John Leonard Weeks' service in the Confederacy.
Photo # 1: Three documents concerning his treatment for small pox while a prisoner at Alton Prison in Illinois. They are dated from Nov 1863 to Jan 1864.
Photo # 2,: documents indicating his parole from Fort Delaware Prison dated 28 Sep 1864 and his transfer for exchange to Aiken's Landing, VA dated 30 Sep 1864.
John Leonard Weeks enlisted in the 16th Alabama Infantry at Moscow, Alabama as a Private. He was enrolled by Captain J.B. Powers in Company K. Also enlisted in the 16th Alabama Infantry were his uncle, Samuel Weeks (killed at Shiloh), and his cousin, William Burton Weeks (Samuel's son). Seven other of my ancestors were also in the 16th Alabama Infantry. They were Joshua J. Weeks (killed two weeks before Shiloh), William Henry Weeks, Martin Taylor, James H. Butler, Bisha W. Tarwater (wounded at Shiloh), James Bussey, and Zachariah Bussey.
John Leonard Weeks name appeared on muster rolls for 15-31 August 1861 dated 23 Oct 1861. In some other records he was listed as James Leonard Weeks, John Weeks, J. Weeks, and J. Wickes.
On 14 Oct 1863, John Leonard Weeks was wounded in the right arm and leg and captured in Tippah Co., Mississippi (at or near Ripley). He was received at a prisoner of war camp at Alton, Illinois on 24 Oct 1863. The prison was an old civilian penitentiary. He was received in the Alton Prison Hospital on 29 Nov 1863 and diagnosed with Small Pox. He was returned to quarters on 23 Dec 1863. On 02 Jan 1864 he was again received in the Alton Prison Hospital and discharged on 18 Jan 1864 at which time he was returned to duty. He was transferred to a prison camp at Fort Delaware on 4 Apr 1864. Fort Delaware was located in the Del River, about 48 miles from Philadelphia, and was best known as a place of confinement for private soldiers. Small Pox was reported to be high at Ft. Delaware and the transfer of prisoners had been halted 26 Oct 1863. By 1 Mar 1864 (one month before John Leonard Weeks was transferred there) there were no cases reported. Barracks were constructed within a wall surrounding the fort and the number of prisoners was large. The ground was several feet below the level of high water, which was kept out by means of dikes. Barracks were poorly constructed in the shape of a "T" and were often damp and cold during the winter. The commander of the fort was a Hungarian refugee named Gen. A.A. Schoepf and it was the most dreaded northern prison. After more than a year of being held as a Prisoner of War, on 28 Sep 1864 he was listed to be delivered by John E. Mulford, Major and Asst. Agt. for Exchange to Varina, Virginia for exchange on 05 Oct 1864. He was transported to Aiken's Landing, Virginia on 30 Sep 1864. On 09 Oct 1864 he signed (his mark) for clothing. On 10 Oct 1864 he was listed with a detachment of paroled and exchanged prisoners at Camp Lee, near Richmond, Virginia. It was noted that he was last paid by Lt. Malden on 30 Sep 1863. One document listed him as paroled on 14 Oct 1864 due to bad health. Copies of his special orders dated 8 Oct 1864 were obtained from the Alabama Archieves in Montgomery by myself. Also obtained was a furlough for 40 days with instructions to report to Camp of Instruction at Macon, Georgia. A copy of his pass for the Danville Railroad dated 11 Oct 1864 was also obtained. It listed permission to visit Moscow, Alabama.

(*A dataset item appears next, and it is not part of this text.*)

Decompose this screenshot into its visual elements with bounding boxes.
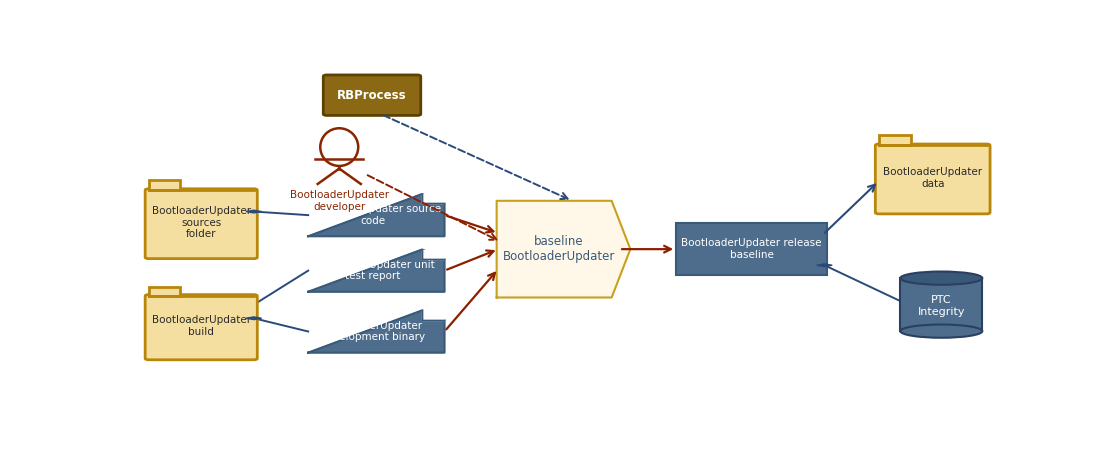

The next record of service in the Civil War shows he next joined Loy's Company, Alabama 4th (Roddy's) Cavalry, as a Private in Jan 1865 at Henson Springs, Alabama. He fought in Wilson's Raid from 22 Mar 1865 to 24 Apr 1865 while assigned to Roddy's Brigade, Forrest's Cavalry Corps, Department of Alabama, Mississippi, and East Louisiana. He next fought various conflicts from Montevallo, Alabama to Selma, Alabama, ending with the Battle of Selma on 02 Apr 1865. He was either captured at Selma on 02 Apr 1865 or surrendered at Pond Spring. The remainder of the unit surrendered at Meridian, Mississippi on 04 May 1865. He was paroled in May 1865 at Henson Springs, Alabama.